On peut trouver la « Déclaration » des évêques peu incisive, pas assez populiste, vindicative, pas suffisamment colérique, plutôt timorée en rapport avec le drame qui frappe notre Eglise. Surtout quand il s’agit des responsables et des motifs de ce meurtre.
Il faut alors se souvenir qu’il n’est pas dans la nature de l’Eglise de faire scandale, de hausser le ton. La charité étant appelée à aller jusqu’au bout de l’humainement imaginable. Même si la récurrence de certains faits individuels en portent de moins en moins témoignage.
Cette perception serait d’autant plus erronée que le texte de l’épiscopat camerounais contient des termes forts et qu’il embraye sur le sentiment général exprimé par l’opinion à travers les réseaux et la presse, depuis la disparition de Mgr Jean-Marie Benoît Bala.
C’est ainsi qu’il transparaît de la « Déclaration du 13 juin » comme une volonté de ne pas lancer trop hâtivement l’estocade, alors même que la chaîne légale et officielle de production de la vérité sur l’assassinat de Mgr Bala n’a pas rendu son verdict. Mais une certitude de savoir avec exactitude de quoi il retourne.
C’est le sens ce cette petite phrase qui sonne comme une mise en garde, au cas où l’on serait tenté de biaiser cette enquête : « Les évêques attendent en outre les conclusions officielles de l’enquête. » Pour dire que l’épiscopat réserve sa réaction, la vraie, à la conclusion officielle de l’enquête.

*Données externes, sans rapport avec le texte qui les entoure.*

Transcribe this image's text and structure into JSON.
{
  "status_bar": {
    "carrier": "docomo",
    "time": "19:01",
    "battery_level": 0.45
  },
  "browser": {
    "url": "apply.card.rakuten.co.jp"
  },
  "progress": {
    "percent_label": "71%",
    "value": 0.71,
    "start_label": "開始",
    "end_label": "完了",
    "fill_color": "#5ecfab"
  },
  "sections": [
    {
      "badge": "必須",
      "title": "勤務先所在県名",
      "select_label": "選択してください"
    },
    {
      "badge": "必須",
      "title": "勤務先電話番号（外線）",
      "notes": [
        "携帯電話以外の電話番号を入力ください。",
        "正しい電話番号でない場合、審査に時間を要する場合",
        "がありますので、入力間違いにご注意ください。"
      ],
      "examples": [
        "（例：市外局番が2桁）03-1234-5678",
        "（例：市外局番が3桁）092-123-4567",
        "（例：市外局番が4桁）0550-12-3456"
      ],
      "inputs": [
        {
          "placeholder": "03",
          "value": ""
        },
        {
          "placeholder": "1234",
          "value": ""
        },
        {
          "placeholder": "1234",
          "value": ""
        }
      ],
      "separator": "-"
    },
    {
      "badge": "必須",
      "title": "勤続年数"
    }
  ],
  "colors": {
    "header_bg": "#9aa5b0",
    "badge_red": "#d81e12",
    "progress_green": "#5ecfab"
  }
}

Mais il s’agit aussi d’affirmer qu’ils disposent d’éléments permettant de savoir ce qui s’est passé et qu’aucune diversion ni manipulation ne sera tolérée. C’est aussi ce que dit le récapitulatif des macabres assassinats jamais élucidés de « prélats, membres du clergé et personnes consacrées ». Pour dire au système gouvernant qu’il ne peut pas être innocent de la persécution de l’Eglise catholique qui est au Cameroun et donner un visage aux « forces obscures et diaboliques » qui persécutent l’Eglise et dont parlent les évêques. De même, quand les évêques s’adressent « aux assassins », qu’ils « prient pour eux et leur demandent de s’engager dans une démarche de conversion urgente et radicale », il ne s’agit point d’un imaginaire ou d’un absolu.

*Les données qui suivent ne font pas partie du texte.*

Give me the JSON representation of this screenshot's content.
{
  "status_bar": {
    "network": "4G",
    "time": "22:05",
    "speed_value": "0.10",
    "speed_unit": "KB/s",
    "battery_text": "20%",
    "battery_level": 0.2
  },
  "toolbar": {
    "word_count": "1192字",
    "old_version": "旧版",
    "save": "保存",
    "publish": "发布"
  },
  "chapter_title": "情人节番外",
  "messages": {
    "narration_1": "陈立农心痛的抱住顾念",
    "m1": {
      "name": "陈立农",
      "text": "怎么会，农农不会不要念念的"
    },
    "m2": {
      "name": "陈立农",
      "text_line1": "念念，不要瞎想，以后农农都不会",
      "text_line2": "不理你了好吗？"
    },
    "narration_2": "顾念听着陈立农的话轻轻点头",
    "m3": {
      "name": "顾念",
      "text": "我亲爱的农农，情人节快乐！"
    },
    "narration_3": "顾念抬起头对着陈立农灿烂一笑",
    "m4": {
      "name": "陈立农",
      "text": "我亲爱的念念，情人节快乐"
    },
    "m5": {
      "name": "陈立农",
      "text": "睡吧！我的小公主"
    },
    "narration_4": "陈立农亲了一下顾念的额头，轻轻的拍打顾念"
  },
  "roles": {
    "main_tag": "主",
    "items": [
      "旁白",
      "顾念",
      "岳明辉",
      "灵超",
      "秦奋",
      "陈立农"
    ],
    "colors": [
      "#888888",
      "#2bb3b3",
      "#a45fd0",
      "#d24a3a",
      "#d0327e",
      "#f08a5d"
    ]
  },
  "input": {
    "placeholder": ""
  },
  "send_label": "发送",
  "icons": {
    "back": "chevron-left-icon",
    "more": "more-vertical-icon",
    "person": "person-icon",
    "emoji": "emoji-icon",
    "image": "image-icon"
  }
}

Un appel à toutes les couches
Les évêques savent exactement qui a fait assassiner Mgr Jean-Marie Benoît. Mais ils ne veulent pas croire que ce soit l’œuvre du système gouvernant tout entier, aussi lu laissent-il l’opportunité de se désolidariser de ces meurtriers.
Ils laissent donc à la Police camerounaise le soin de dire la vérité sur les acteurs, la procédure et les mobiles de ce sacrilège. Ils donnent aussi à la Justice l’opportunité d’opérer sa propre conversion en tant que institution.

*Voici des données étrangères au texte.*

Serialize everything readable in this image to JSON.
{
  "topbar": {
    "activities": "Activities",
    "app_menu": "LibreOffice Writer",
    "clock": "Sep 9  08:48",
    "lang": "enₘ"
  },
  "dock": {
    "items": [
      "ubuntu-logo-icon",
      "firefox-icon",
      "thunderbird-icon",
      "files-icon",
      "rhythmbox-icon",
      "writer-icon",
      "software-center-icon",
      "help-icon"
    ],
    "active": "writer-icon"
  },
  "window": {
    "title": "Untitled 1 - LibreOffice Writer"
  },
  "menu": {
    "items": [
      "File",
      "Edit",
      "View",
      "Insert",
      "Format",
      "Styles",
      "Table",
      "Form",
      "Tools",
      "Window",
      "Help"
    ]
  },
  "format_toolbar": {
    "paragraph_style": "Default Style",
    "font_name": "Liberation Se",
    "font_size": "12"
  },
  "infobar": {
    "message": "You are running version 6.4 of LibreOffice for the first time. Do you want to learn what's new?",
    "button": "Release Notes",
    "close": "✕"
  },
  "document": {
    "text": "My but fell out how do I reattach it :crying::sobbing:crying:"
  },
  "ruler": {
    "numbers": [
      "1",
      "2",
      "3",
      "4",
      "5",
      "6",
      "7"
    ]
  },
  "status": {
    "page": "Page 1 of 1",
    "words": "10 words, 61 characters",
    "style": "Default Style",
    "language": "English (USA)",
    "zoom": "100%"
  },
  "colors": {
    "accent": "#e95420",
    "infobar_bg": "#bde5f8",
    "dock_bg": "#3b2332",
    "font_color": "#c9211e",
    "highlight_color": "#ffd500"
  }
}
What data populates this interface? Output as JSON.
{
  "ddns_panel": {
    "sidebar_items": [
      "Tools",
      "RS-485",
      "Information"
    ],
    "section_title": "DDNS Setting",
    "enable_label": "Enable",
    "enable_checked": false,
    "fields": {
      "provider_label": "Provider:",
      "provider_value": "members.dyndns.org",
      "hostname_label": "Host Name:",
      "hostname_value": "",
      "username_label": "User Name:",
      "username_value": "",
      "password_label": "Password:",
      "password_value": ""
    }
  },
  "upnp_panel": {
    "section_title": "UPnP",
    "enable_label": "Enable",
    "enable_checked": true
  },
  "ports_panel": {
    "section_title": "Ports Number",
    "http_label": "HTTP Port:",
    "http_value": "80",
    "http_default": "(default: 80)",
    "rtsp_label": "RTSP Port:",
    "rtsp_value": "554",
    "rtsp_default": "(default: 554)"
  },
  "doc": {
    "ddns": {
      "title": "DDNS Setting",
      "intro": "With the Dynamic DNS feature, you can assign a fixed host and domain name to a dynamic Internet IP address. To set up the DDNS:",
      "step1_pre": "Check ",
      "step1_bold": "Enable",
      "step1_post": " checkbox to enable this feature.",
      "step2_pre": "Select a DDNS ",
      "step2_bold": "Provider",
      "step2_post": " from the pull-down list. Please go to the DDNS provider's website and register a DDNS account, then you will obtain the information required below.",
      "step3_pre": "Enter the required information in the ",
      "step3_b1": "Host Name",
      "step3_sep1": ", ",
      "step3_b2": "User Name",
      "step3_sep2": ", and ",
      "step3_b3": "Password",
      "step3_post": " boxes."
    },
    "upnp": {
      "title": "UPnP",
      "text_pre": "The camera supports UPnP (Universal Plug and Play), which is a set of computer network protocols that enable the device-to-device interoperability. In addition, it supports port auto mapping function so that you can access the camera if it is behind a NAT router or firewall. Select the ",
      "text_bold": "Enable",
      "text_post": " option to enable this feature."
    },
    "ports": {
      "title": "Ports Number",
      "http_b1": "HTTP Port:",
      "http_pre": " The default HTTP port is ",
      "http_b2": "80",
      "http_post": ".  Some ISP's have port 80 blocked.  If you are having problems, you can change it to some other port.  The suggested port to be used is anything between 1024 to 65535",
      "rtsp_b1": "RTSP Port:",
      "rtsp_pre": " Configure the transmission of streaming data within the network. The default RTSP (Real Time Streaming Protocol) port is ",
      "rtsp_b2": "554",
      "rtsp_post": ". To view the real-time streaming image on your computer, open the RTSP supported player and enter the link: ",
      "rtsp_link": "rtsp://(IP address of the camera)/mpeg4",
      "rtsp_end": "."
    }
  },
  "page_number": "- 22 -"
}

Ils donnent aux magistrats et officiers de police judiciaires impliqués dans cette enquête de ne pas marquer leur histoire personnelle, celle de leur famille, leur progéniture pour l’éternité, de ne pas se souiller du sang du martyr d’un évêque.
De ne pas se rendre complice d’un acte macabre qui ne pourra jamais se taire. De ne pas s’inscrire de manière indélébile sur la longue liste des persécuteurs de l’Eglise et pâtir d’un crime qu’ils n’auront pas commis mais qu’ils seraient coupable d’avoir couvert.
Les évêques donnent au Cameroun la possibilité de se défaire du statut d’Etat meurtrier, assassins de prophètes. Chaque camerounais est ici interpellé et doit y veiller. Veiller à ce que la mémoire de la Nation ne soit pas maculée, souillé du sang d’innocents pour l’éternité, à cause des atrocités d’un groupe de pervers cyniques, pour qui il n’y a de valeur que le vice qu’ils répandent à tout vent.